I don’t care for westerns.
But I care intensely for Hummingbird by LaVyrle Spencer.
Recently, an onion-root splinter interrupted my dinner preparations, I had to stop dicing maybe the 164,864th onion I have cooked. Imagine my pleasure when I finally pulled it loose in one piece. That is what it is to read Hummingbird.
This book was our first ever listener request. I went into the pages with zero expectations, and I’m hesitant to separate you, Dear Reader, from that same experience. If you need more convincing than the onion root metaphor, well.
The heroine is 33 and understood by others in her dusty Colorado town as an ice queen. Just before humbling herself for wage, she takes the opportunity to double down on her misfit status by taking in an unconscious and wounded criminal–and an alleged hero–to nurse them back to health.

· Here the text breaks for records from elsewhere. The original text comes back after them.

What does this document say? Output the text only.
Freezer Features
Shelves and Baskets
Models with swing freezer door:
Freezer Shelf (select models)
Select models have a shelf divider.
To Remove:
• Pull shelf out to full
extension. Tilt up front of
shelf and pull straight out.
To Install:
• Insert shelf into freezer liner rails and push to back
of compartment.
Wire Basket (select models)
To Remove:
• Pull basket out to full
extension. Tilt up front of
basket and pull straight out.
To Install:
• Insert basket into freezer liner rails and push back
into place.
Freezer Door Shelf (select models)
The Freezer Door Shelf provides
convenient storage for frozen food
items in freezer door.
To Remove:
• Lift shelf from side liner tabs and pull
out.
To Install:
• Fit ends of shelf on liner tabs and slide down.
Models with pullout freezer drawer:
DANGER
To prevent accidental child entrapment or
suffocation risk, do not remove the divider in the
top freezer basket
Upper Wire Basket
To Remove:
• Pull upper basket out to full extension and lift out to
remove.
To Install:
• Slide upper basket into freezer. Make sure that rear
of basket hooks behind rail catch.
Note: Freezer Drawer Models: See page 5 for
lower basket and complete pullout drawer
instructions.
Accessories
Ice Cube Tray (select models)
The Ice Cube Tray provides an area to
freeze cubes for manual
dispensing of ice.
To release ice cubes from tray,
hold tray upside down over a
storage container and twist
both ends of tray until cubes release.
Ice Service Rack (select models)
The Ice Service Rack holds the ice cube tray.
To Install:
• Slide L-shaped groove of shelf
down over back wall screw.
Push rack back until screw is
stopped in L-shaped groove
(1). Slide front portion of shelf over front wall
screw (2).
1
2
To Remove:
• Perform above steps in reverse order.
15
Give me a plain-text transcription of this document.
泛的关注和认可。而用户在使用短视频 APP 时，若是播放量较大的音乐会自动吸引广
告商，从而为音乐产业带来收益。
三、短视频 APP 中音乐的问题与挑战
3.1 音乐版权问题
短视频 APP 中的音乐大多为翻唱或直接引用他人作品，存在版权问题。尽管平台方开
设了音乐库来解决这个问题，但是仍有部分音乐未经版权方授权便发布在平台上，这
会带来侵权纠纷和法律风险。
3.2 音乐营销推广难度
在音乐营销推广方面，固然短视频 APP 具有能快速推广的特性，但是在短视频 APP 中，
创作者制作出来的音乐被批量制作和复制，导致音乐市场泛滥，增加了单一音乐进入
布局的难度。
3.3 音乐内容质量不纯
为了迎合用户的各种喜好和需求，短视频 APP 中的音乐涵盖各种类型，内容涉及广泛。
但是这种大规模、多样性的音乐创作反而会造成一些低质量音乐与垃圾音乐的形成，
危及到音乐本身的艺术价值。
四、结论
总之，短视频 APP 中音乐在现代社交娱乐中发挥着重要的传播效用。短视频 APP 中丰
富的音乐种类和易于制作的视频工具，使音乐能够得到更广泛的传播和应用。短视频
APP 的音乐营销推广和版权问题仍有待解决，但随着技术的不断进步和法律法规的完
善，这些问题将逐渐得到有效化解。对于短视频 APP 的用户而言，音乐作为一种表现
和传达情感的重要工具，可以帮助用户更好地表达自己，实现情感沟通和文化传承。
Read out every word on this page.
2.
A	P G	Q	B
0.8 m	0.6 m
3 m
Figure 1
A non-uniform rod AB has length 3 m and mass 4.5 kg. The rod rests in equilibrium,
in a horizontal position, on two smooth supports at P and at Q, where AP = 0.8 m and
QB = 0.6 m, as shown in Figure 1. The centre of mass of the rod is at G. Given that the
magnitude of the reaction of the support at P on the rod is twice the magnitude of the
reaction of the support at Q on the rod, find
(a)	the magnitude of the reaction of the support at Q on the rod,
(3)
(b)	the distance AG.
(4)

Subconscious church masturbation, the erotic kind of boot licking, and detailed instructions for Old West wound cleaning practices (handy!) ensue. There are also quiet things like sitting in the sun, contemplating wallpaper, asking for help, asking for what one wants. And our heroine thinks she learns a lesson about fitting in and community–that is all I want to say about the greatest Happily Ever After I have read so far.
How this book is not a bigger deal is beyond my comprehension. There are so many lessons in the hard-earned HEA, the question of true choice, an interrogation of womanly id that is surfaced, literalized, conscientious, but not pretentious or opaque.
I recommend this book to anyone who reads fiction, period. But I recommend this book with my whole chest for romance fans who feel their TBR is stale. The pining, the surprises, the sensations, the structural feats. Like Flowers From The Storm, like Indigo, this book shows you what incredible depth and breadth is possible in historical romance, in the genre as a whole.